You can't - it's negotiated at the host controller level, the OS isn't
involved.
You can't force it to use USB2 mode when for some reason it's negotiated
something slower. But you can *detect* that it's connected as a USB1
device and refuse to mount it, surely? And then the user will unplug it
and plug it in again, until it works correctly.
Yeah, I guess you could write a udev rule that detected that case and
flagged it such that it didn't get automounted.
IIRC, Windows pops up one of its little yellow warnings associated with
a notification tray icon when this happens - the medium is mounted but
you get a warning that it's running at a slow speed. That seems
reasonable.
And IIRC the kernel will log a message when plugging a usb-2 device into
a port which is not usb-2 capable. But if I understand correctly, that is
not the issue here?
The issue seems to be that sometimes a usb-2 device connects at usb-1 speed
even though plugged into a usb-2 port, right ?

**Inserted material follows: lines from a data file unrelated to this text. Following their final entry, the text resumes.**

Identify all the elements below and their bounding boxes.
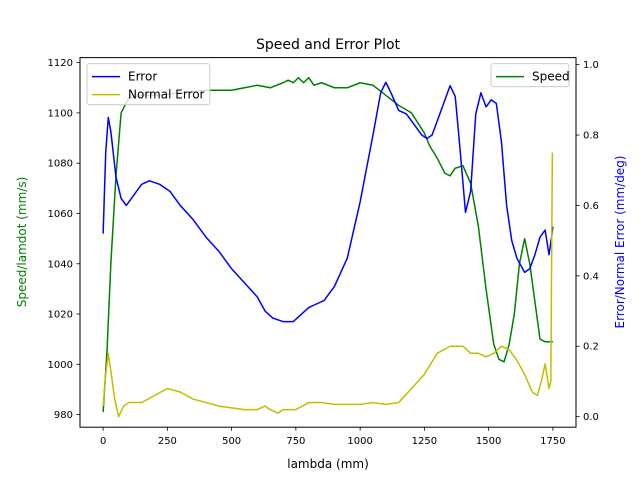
legend-entry-label: Error <box>128 70 157 84</box>
y-left-tick-label: 1120 <box>48 58 73 69</box>
y-left-tick-label: 1040 <box>48 259 73 270</box>
y-axis-label-left: Speed/lamdot (mm/s) <box>15 177 29 308</box>
y-right-tick-label: 0.6 <box>583 201 599 212</box>
x-tick-label: 1500 <box>476 436 501 447</box>
x-tick-label: 500 <box>222 436 241 447</box>
y-left-tick-label: 980 <box>54 410 73 421</box>
y-right-tick-label: 0.2 <box>583 342 599 353</box>
y-left-tick-label: 1100 <box>48 108 73 119</box>
x-tick-label: 1000 <box>347 436 372 447</box>
y-right-tick-label: 1.0 <box>583 60 599 71</box>
x-tick-label: 0 <box>100 436 106 447</box>
x-tick-label: 1250 <box>412 436 437 447</box>
y-axis-label-right: Error/Normal Error (mm/deg) <box>613 156 627 329</box>
x-tick-label: 1750 <box>540 436 565 447</box>
normal-error-series-line <box>102 152 554 418</box>
x-tick-label: 750 <box>286 436 305 447</box>
legend-entry-label: Normal Error <box>128 88 205 102</box>
x-tick-label: 250 <box>158 436 177 447</box>
y-axis-left: 980 1000 1020 1040 1060 1080 1100 1120 <box>48 58 80 421</box>
y-left-tick-label: 1020 <box>48 310 73 321</box>
legend-box <box>490 63 570 88</box>
y-axis-right: 0.0 0.2 0.4 0.6 0.8 1.0 <box>576 60 599 423</box>
y-left-tick-label: 1060 <box>48 209 73 220</box>
error-series-line <box>102 81 554 323</box>
chart-title: Speed and Error Plot <box>256 37 401 53</box>
y-right-tick-label: 0.4 <box>583 271 599 282</box>
legend-right: Speed <box>490 63 570 88</box>
y-left-tick-label: 1000 <box>48 360 73 371</box>
x-axis: 0 250 500 750 1000 1250 1500 1750 <box>100 427 566 447</box>
y-left-tick-label: 1080 <box>48 159 73 170</box>
x-axis-label: lambda (mm) <box>287 457 369 471</box>
plot-frame <box>79 57 577 428</box>
y-right-tick-label: 0.8 <box>583 131 599 142</box>
y-right-tick-label: 0.0 <box>583 412 599 423</box>
legend-left: Error Normal Error <box>86 63 211 106</box>
legend-entry-label: Speed <box>532 70 570 84</box>
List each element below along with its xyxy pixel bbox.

That is just buggy hardware, and I don't think that warrants any special
handling. I would try cleaning the contacts of both the usb-port and
the usb-stick. Also if a usb-extension cable is involved, try replacing it,
or taking it out of the loop all-together.
I've seen similar issue in the past and sofar it has always been bad hardware.
Sometimes things like cleaning contacts help, sometimes the contacts on the
usb-port side are simply worn out / too loose.